Complete step by step solution:
Given: In this photoelectric experiment, wavelength of light is \[\lambda = 4000\dot A\] and a negative stopping potential is \[{V_o} = 2{\rm{ }}V\]or 2eV. We need to determine the work function of this metal.
\[c{\rm{ }} = \text{speed of light}= 3 \times {10^8}m/s\]
\[\Rightarrow e = 1.6 \times {10^{ - 19}}C\]

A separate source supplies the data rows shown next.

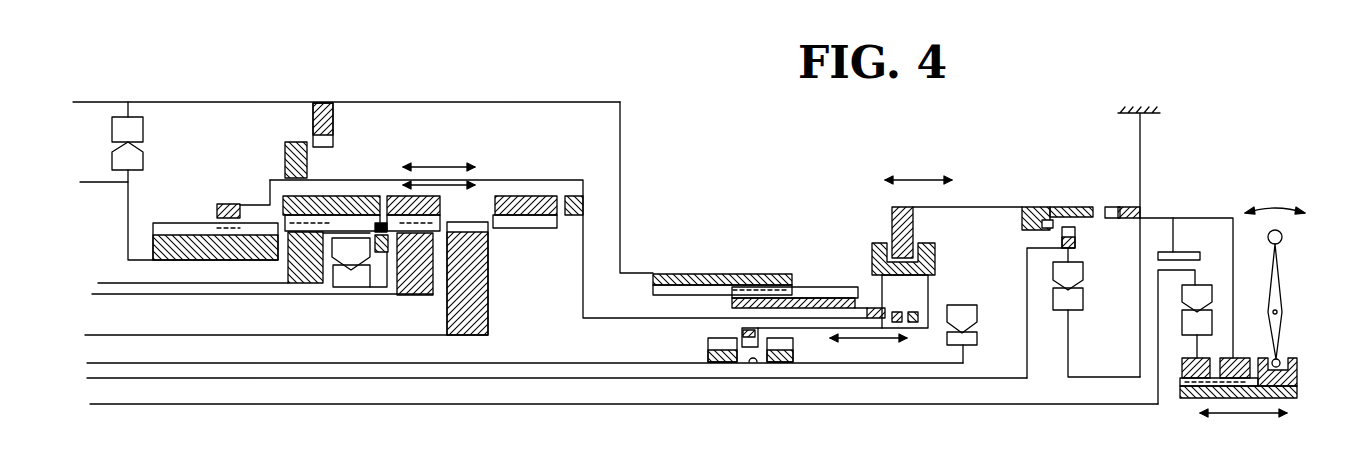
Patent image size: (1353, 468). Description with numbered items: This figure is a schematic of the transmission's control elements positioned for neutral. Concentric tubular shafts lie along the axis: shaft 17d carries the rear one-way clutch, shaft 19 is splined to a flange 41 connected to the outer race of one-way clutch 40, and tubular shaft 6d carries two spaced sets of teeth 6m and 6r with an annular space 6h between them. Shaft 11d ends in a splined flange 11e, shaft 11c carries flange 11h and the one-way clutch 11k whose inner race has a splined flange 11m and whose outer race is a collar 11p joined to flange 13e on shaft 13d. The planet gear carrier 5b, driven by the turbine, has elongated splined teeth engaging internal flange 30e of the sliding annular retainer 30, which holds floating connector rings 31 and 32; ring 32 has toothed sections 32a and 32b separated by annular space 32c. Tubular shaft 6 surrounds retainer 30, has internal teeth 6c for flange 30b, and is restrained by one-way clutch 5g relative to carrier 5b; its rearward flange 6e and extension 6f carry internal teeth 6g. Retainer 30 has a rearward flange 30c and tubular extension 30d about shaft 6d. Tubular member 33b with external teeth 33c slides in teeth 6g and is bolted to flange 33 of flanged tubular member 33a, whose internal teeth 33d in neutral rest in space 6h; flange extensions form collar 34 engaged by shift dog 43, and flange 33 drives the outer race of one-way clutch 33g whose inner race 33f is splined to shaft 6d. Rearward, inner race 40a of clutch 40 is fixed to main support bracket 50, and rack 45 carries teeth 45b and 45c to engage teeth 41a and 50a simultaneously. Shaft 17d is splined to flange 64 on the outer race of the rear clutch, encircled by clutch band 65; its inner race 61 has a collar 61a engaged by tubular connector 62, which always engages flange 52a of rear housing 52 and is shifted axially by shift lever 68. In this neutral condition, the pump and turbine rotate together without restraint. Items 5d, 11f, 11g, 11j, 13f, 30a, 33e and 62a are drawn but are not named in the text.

The planet gear carrier 5b is at (130, 262).
The piston 5d is at (180, 229).
The one-way clutch 5g is at (131, 118).
The tubular shaft 6 is at (197, 102).
The internal teeth 6c is at (325, 108).
The tubular shaft 6d is at (262, 366).
The inwardly extending flange 6e is at (621, 165).
The tubular extension 6f is at (637, 272).
The splined internal teeth 6g is at (690, 280).
The annular space 6h is at (753, 363).
The teeth 6m is at (709, 346).
The teeth 6r is at (791, 346).
The tubular shaft 11c is at (238, 297).
The shaft 11d is at (170, 340).
The flange 11e is at (489, 331).
The cavity 11f is at (489, 245).
The passage 11g is at (389, 294).
The flange 11h is at (417, 296).
The land 11j is at (436, 225).
The one-way clutch 11k is at (357, 288).
The outwardly extending flange 11m is at (386, 223).
The collar 11p is at (350, 237).
The tubular shaft 13d is at (178, 285).
The flange 13e is at (303, 285).
The passage 13f is at (329, 236).
The tubular shaft 17d is at (243, 408).
The tubular shaft 19 is at (186, 383).
The annular retainer 30 is at (522, 180).
The stop 30a is at (237, 186).
The flange 30b is at (300, 150).
The inwardly extending flange 30c is at (584, 300).
The tubular extension 30d is at (651, 322).
The internal flange 30e is at (269, 186).
The connector ring 31 is at (331, 213).
The connector ring 32 is at (545, 198).
The internally toothed section 32a is at (425, 218).
The internally toothed section 32b is at (545, 229).
The annular space 32c is at (478, 202).
The flange 33 is at (930, 293).
The flanged tubular member 33a is at (848, 338).
The tubular member 33b is at (827, 302).
The splined external teeth 33c is at (805, 292).
The internal teeth 33d is at (742, 335).
The seal 33e is at (897, 312).
The inner race 33f is at (968, 350).
The one-way clutch 33g is at (1002, 323).
The annular collar 34 is at (925, 251).
The one-way clutch 40 is at (1088, 285).
The inner race 40a is at (1083, 298).
The flange 41 is at (1028, 328).
The splined teeth 41a is at (1062, 236).
The shift dog 43 is at (900, 231).
The rack 45 is at (995, 201).
The tooth 45b is at (1040, 210).
The tooth 45c is at (1087, 210).
The main support bracket 50 is at (1138, 147).
The teeth 50a is at (1112, 219).
The rear housing 52 is at (1232, 251).
The rear housing section 52a is at (1252, 398).
The inner race 61 is at (1200, 335).
The collar 61a is at (1185, 398).
The tubular connector 62 is at (1298, 392).
The port 62a is at (1212, 400).
The flange 64 is at (1157, 362).
The clutch band 65 is at (1178, 254).
The shift lever 68 is at (1283, 281).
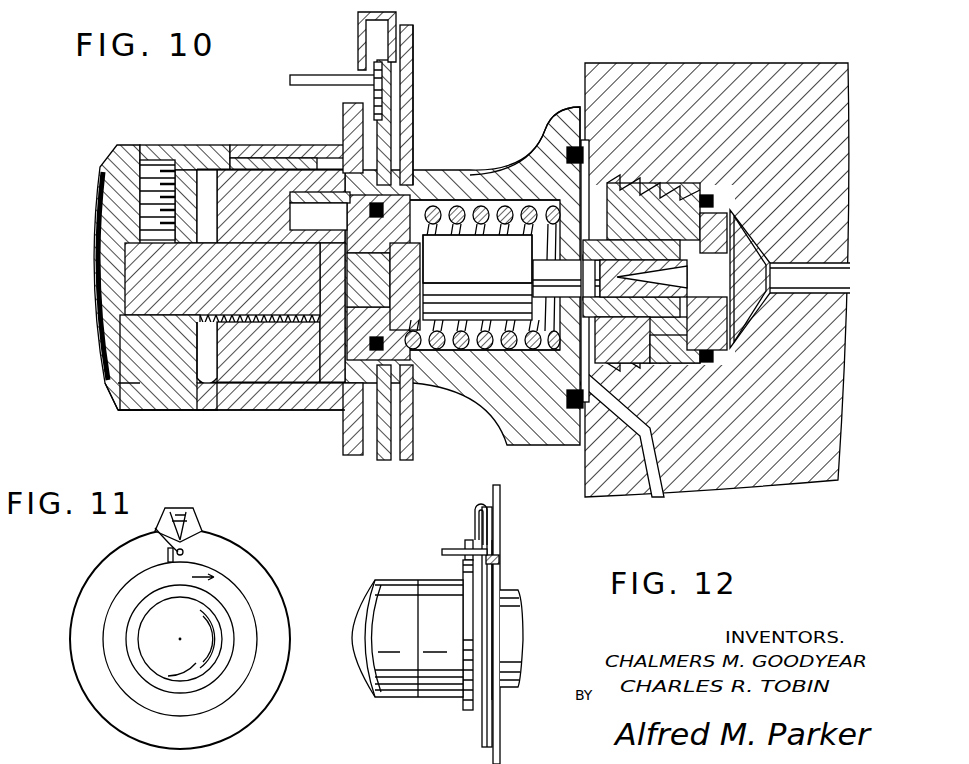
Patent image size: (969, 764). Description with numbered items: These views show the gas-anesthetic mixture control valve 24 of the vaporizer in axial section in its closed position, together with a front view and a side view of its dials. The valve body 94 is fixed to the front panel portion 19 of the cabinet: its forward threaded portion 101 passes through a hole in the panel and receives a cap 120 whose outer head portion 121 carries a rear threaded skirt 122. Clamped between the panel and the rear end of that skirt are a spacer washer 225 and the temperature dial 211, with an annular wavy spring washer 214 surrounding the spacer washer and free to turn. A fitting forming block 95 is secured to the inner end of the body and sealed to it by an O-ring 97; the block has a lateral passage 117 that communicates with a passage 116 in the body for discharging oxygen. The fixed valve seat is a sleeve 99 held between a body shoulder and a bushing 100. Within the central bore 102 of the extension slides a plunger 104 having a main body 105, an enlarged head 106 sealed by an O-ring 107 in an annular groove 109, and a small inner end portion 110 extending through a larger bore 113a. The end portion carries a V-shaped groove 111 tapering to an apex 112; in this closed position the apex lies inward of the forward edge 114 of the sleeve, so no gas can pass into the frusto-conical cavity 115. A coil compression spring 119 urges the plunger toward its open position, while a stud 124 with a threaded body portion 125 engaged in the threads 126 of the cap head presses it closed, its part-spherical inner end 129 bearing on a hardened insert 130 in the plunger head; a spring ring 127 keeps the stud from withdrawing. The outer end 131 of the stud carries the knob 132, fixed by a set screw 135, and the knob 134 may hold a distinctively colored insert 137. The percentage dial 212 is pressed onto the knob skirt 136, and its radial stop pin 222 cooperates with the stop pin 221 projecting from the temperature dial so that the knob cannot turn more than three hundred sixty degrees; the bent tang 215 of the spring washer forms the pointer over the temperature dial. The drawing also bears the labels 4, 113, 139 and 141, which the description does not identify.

In FIG. 10, the gas supply conduit 4 is at (848, 263).
In FIG. 10, the front panel portion 19 is at (413, 60).
In FIG. 12, the front panel portion 19 is at (500, 520).
In FIG. 10, the gas-anesthetic mixture control valve 24 is at (462, 70).
In FIG. 10, the valve body 94 is at (497, 150).
In FIG. 12, the valve body 94 is at (512, 623).
In FIG. 10, the fitting forming block 95 is at (710, 78).
In FIG. 10, the O-ring 97 is at (704, 196).
In FIG. 10, the sleeve 99 is at (652, 345).
In FIG. 10, the bushing 100 is at (722, 332).
In FIG. 10, the threaded portion 101 is at (405, 200).
In FIG. 10, the central bore 102 is at (428, 352).
In FIG. 10, the plunger 104 is at (450, 235).
In FIG. 10, the main body 105 is at (490, 348).
In FIG. 10, the enlarged head 106 is at (355, 200).
In FIG. 10, the O-ring 107 is at (423, 243).
In FIG. 10, the annular groove 109 is at (366, 345).
In FIG. 10, the inner end portion 110 is at (600, 240).
In FIG. 10, the V-shaped groove 111 is at (660, 278).
In FIG. 10, the apex 112 is at (625, 255).
In FIG. 10, the washer 113 is at (587, 160).
In FIG. 10, the bore 113a is at (585, 263).
In FIG. 10, the forward edge 114 is at (600, 322).
In FIG. 10, the frusto-conical cavity 115 is at (566, 278).
In FIG. 10, the passage 116 is at (570, 398).
In FIG. 10, the passage 117 is at (622, 448).
In FIG. 10, the coil compression spring 119 is at (462, 352).
In FIG. 10, the cap 120 is at (272, 410).
In FIG. 10, the outer head portion 121 is at (243, 230).
In FIG. 10, the skirt 122 is at (348, 412).
In FIG. 10, the stud 124 is at (227, 225).
In FIG. 10, the threaded body portion 125 is at (196, 388).
In FIG. 10, the threads 126 is at (266, 222).
In FIG. 10, the spring ring 127 is at (352, 316).
In FIG. 10, the inner end 129 is at (350, 275).
In FIG. 10, the hardened insert 130 is at (415, 262).
In FIG. 10, the outer end 131 is at (137, 267).
In FIG. 10, the knob 132 is at (176, 422).
In FIG. 11, the knob 132 is at (133, 653).
In FIG. 10, the knob 134 is at (150, 383).
In FIG. 10, the set screw 135 is at (150, 187).
In FIG. 10, the skirt 136 is at (248, 417).
In FIG. 10, the colored insert 137 is at (97, 280).
In FIG. 11, the colored insert 137 is at (165, 668).
In FIG. 12, the colored insert 137 is at (357, 657).
In FIG. 10, the slot 139 is at (203, 383).
In FIG. 10, the knob wall 141 is at (163, 323).
In FIG. 10, the temperature dial 211 is at (400, 460).
In FIG. 11, the temperature dial 211 is at (244, 563).
In FIG. 12, the temperature dial 211 is at (480, 730).
In FIG. 10, the dial 212 is at (380, 458).
In FIG. 11, the dial 212 is at (120, 610).
In FIG. 12, the dial 212 is at (460, 703).
In FIG. 12, the spring washer 214 is at (492, 545).
In FIG. 10, the tang 215 is at (358, 28).
In FIG. 11, the tang 215 is at (197, 518).
In FIG. 12, the tang 215 is at (482, 504).
In FIG. 10, the stop pin 221 is at (290, 78).
In FIG. 11, the stop pin 221 is at (157, 530).
In FIG. 12, the stop pin 221 is at (442, 552).
In FIG. 11, the stop pin 222 is at (166, 553).
In FIG. 12, the stop pin 222 is at (466, 548).
In FIG. 10, the spacer washer 225 is at (385, 204).
In FIG. 12, the spacer washer 225 is at (499, 560).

Equation for photoelectric effect is,
\[h\nu = {\phi _o} + {E_k} \\ \]
\[\Rightarrow \dfrac{{hc}}{\lambda } = {\phi _o} + {E_k} \\ \]---- (1)
\[\Rightarrow {\phi _o} = \dfrac{{hc}}{{{\lambda _o}}} \\ \]----(2)
\[\Rightarrow {E_k} = e{V_o}\]---- (3)
From equation (1),
\[{\phi _o} = \dfrac{{hc}}{\lambda } - {E_k}\]---(4)
Substituting equation (3) in (2), we get,
\[{\phi _o} = \dfrac{{hc}}{\lambda } - e{V_o} \\ \]--- (5)
\[\Rightarrow 1\dot A = {10^{ - 10}}m\]

Energy of incident radiation,
\[E = \dfrac{{hc}}{\lambda } = \dfrac{{(6.64 \times {{10}^{ - 34}})(3 \times {{10}^8})}}{{4000 \times {{10}^{ - 10}}}}\]
Solving this will give the value of energy in joules.
The value of energy of incident radiation in eV is:
\[E = \dfrac{{(6.64 \times {{10}^{ - 34}})(3 \times {{10}^8})}}{{4000 \times {{10}^{ - 10}} \times 1.6 \times {{10}^{ - 19}}}} \\ \]
\[\Rightarrow E = 3.1\,eV\]
Using equation (5) and substituting all values in it, we get,
\[{\phi _o} = 3.1 - 2\]
\[\therefore {\phi _o} = 1.1\,eV\]

Hence option D is the correct answer.

Additional information: Photoelectric effect was discovered by Einstein in 1905 for which he also won the Nobel prize in physics. According to its theory, when a light of sufficient energy is incident on a metal surface, the photons of the incident light impart energy to the electrons on the metallic surface. If this energy is higher than the threshold energy of the metal, the electrons become sufficiently energetic to escape the metal surface and are emitted. These electrons are called photoelectrons whose energy is less than the energy of the incident light as some of the energy is utilised in overcoming the barrier energy or the work function.

Note: Work function is a property of the metal that depends on the metal. The remaining energy after the work function is converted to maximum kinetic energy to enable electron emission from the metal surface. Also, the minimum negative voltage needed to be applied at the anode is the stopping potential and is found equal to this maximum kinetic energy when converted in electron volts.